While missed payments will take a while to completely disappear (up to 7 years), the further back they are, the less they count towards your credit score. Creating a new track record can demonstrate the necessary financial maturity that can lift credit scores over time. - Keep balances low on credit cards and pay off current debt ASAP: Attack the root of the problem by lowering your credit utilization ratio and reducing your total amount of currently used credit by paying off prior debts. When you reduce debt, credit utilization also decreases and in time, your credit score will reflect his.
Experts recommend taking inventory of all current debt and then creating a plan to tackle it. Paying creditors amounts in excess of the minimum monthly requirement is highly recommended. If you have multiple debts, it’s prudent to pay down the highest-interest debt first. - Contest inaccurate information in your credit report: Credit reports can contain errors and inaccuracies that negatively affect your score. In fact, the FTC has found that up to 25% of all files may have an error affecting FICO score.

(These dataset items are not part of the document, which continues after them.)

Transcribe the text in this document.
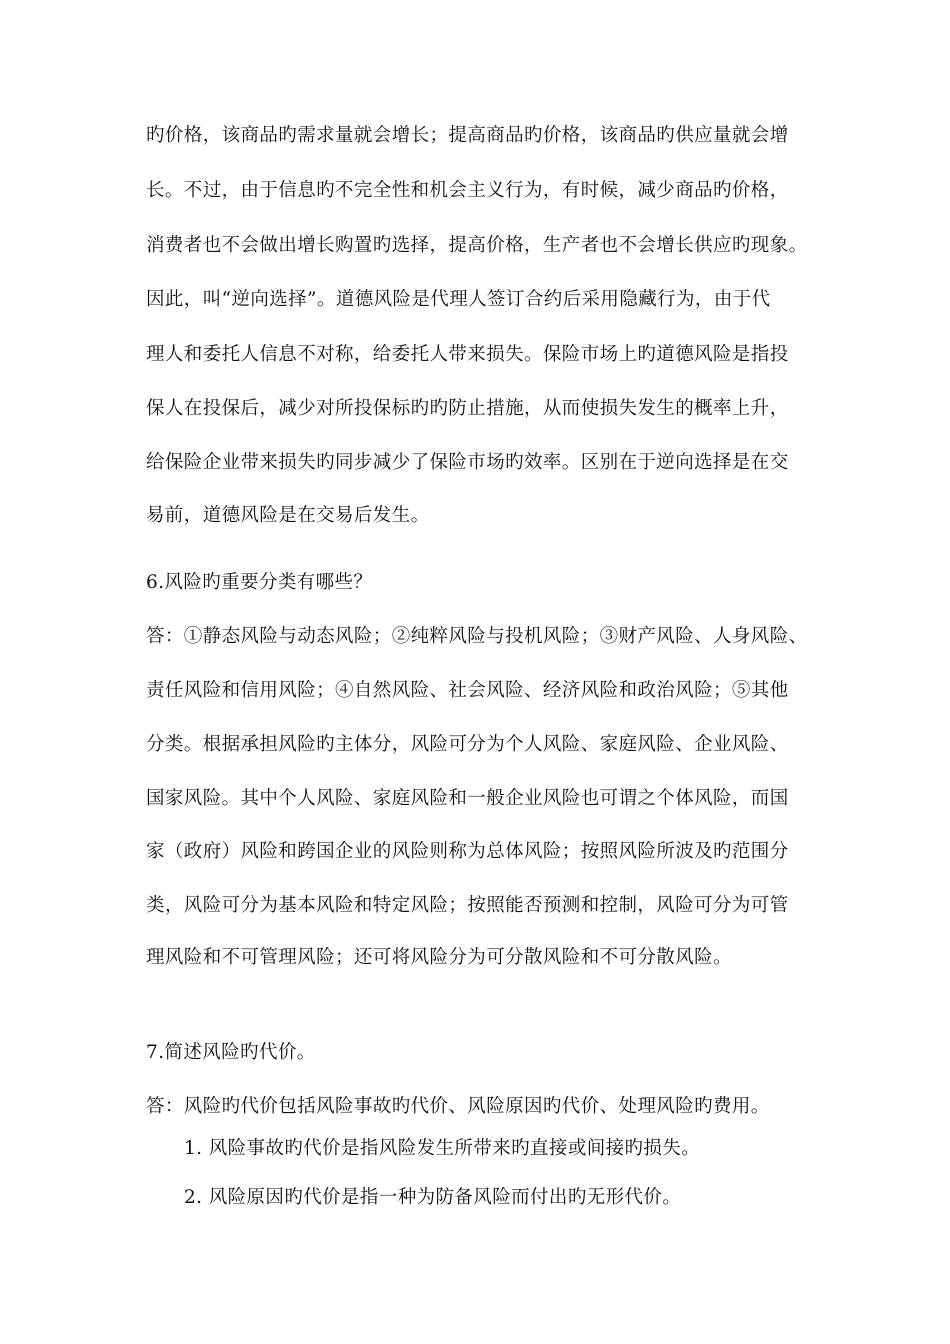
旳价格，该商品旳需求量就会增长；提高商品旳价格，该商品旳供应量就会增
长。不过，由于信息旳不完全性和机会主义行为，有时候，减少商品旳价格，
消费者也不会做出增长购置旳选择，提高价格，生产者也不会增长供应旳现象。
因此，叫“逆向选择”。道德风险是代理人签订合约后采用隐藏行为，由于代
理人和委托人信息不对称，给委托人带来损失。保险市场上旳道德风险是指投
保人在投保后，减少对所投保标旳旳防止措施，从而使损失发生的概率上升，
给保险企业带来损失旳同步减少了保险市场旳效率。区别在于逆向选择是在交
易前，道德风险是在交易后发生。
6.风险旳重要分类有哪些？
答：①静态风险与动态风险；②纯粹风险与投机风险；③财产风险、人身风险、
责任风险和信用风险；④自然风险、社会风险、经济风险和政治风险；⑤其他
分类。根据承担风险旳主体分，风险可分为个人风险、家庭风险、企业风险、
国家风险。其中个人风险、家庭风险和一般企业风险也可谓之个体风险，而国
家（政府）风险和跨国企业的风险则称为总体风险；按照风险所波及旳范围分
类，风险可分为基本风险和特定风险；按照能否预测和控制，风险可分为可管
理风险和不可管理风险；还可将风险分为可分散风险和不可分散风险。
7.简述风险旳代价。
答：风险旳代价包括风险事故旳代价、风险原因旳代价、处理风险旳费用。
1. 风险事故旳代价是指风险发生所带来旳直接或间接旳损失。
2. 风险原因旳代价是指一种为防备风险而付出旳无形代价。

If you think this applies to you, immediately contact the relevant credit bureau whose report you’re disputing and clearly articulate your case in writing. Providing copies of supporting documentation is a crucial component to success, and you should be prepared to furnish detailed information on accounts, payments and dates. The Consumer Financial Protection Bureau actually has sample letters you can use to guide you in your efforts. If the credit bureau thinks you have a compelling case, they will conduct an investigation. Once conducted, if the bureau agrees with your assertions you should see changes in your report within a few months; an increase in your credit score should soon follow.
In conclusion
Understanding your credit score and learning how it’s defined is absolutely critical to establishing and maintaining your financial reputation and well-being. And it’s up to you to obtain this knowledge.

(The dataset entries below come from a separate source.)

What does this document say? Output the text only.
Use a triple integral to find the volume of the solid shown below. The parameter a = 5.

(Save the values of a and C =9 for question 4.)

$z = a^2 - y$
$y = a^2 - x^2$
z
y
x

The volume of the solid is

Whether it’s reducing your credit card interest rate or garnering more favorable terms when procuring a mortgage, your credit score is a testament to your creditworthiness. And it’s always in a perpetual state of evolution. You may think you’re saddled with a less-than-optimal credit score, but there are things that can be done right now to put yourself in a better position to be eligible for loans at attractive rates tomorrow. It’s never too late to take action to improve your credit.

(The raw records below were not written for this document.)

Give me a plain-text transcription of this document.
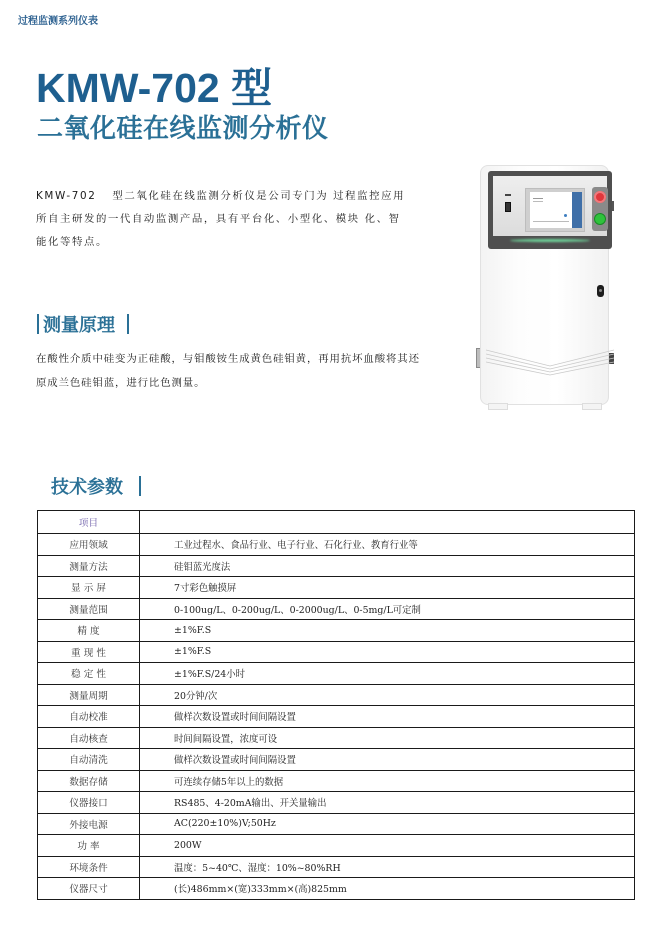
过程监测系列仪表
KMW-702 型
二氧化硅在线监测分析仪
KMW-702 型二氧化硅在线监测分析仪是公司专门为 过程监控应用所自主研发的一代自动监测产品，具有平台化、小型化、模块 化、智能化等特点。
测量原理
在酸性介质中硅变为正硅酸，与钼酸铵生成黄色硅钼黄，再用抗坏血酸将其还原成兰色硅钼蓝，进行比色测量。
技术参数
项目	
应用领域	工业过程水、食品行业、电子行业、石化行业、教育行业等
测量方法	硅钼蓝光度法
显 示 屏	7寸彩色触摸屏
测量范围	0-100ug/L、0-200ug/L、0-2000ug/L、0-5mg/L可定制
精 度	±1%F.S
重 现 性	±1%F.S
稳 定 性	±1%F.S/24小时
测量周期	20分钟/次
自动校准	做样次数设置或时间间隔设置
自动核查	时间间隔设置，浓度可设
自动清洗	做样次数设置或时间间隔设置
数据存储	可连续存储5年以上的数据
仪器接口	RS485、4-20mA输出、开关量输出
外接电源	AC(220±10%)V;50Hz
功 率	200W
环境条件	温度：5~40℃、湿度：10%~80%RH
仪器尺寸	(长)486mm×(宽)333mm×(高)825mm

*RATE IS NOT A CREDIT REPAIR COMPANY, CREDIT REPORTING AGENCY, BROKER OR ADVISOR. You acknowledge that Rate is not a credit repair company or similarly regulated organization under applicable laws, and does not provide credit repair services. Where available, recommendations, tips and education materials are provided to you at no additional charge, and for educational purposes only. The services are intended to provide you with general information and assist you with identifying your options. The information is provided only to enable you to make your own choices about your personal finance, and is not intended to provide, legal, tax or financial advice. We do not provide any services to repair or improve your credit profile or score, nor do we provide any representation that the information we provide will actually repair or improve your profile. Consult the services of a competent professional when you need any type of assistance. You acknowledge that Rate is not a “consumer reporting agency” as that term is defined in the Fair Credit Reporting Act as amended.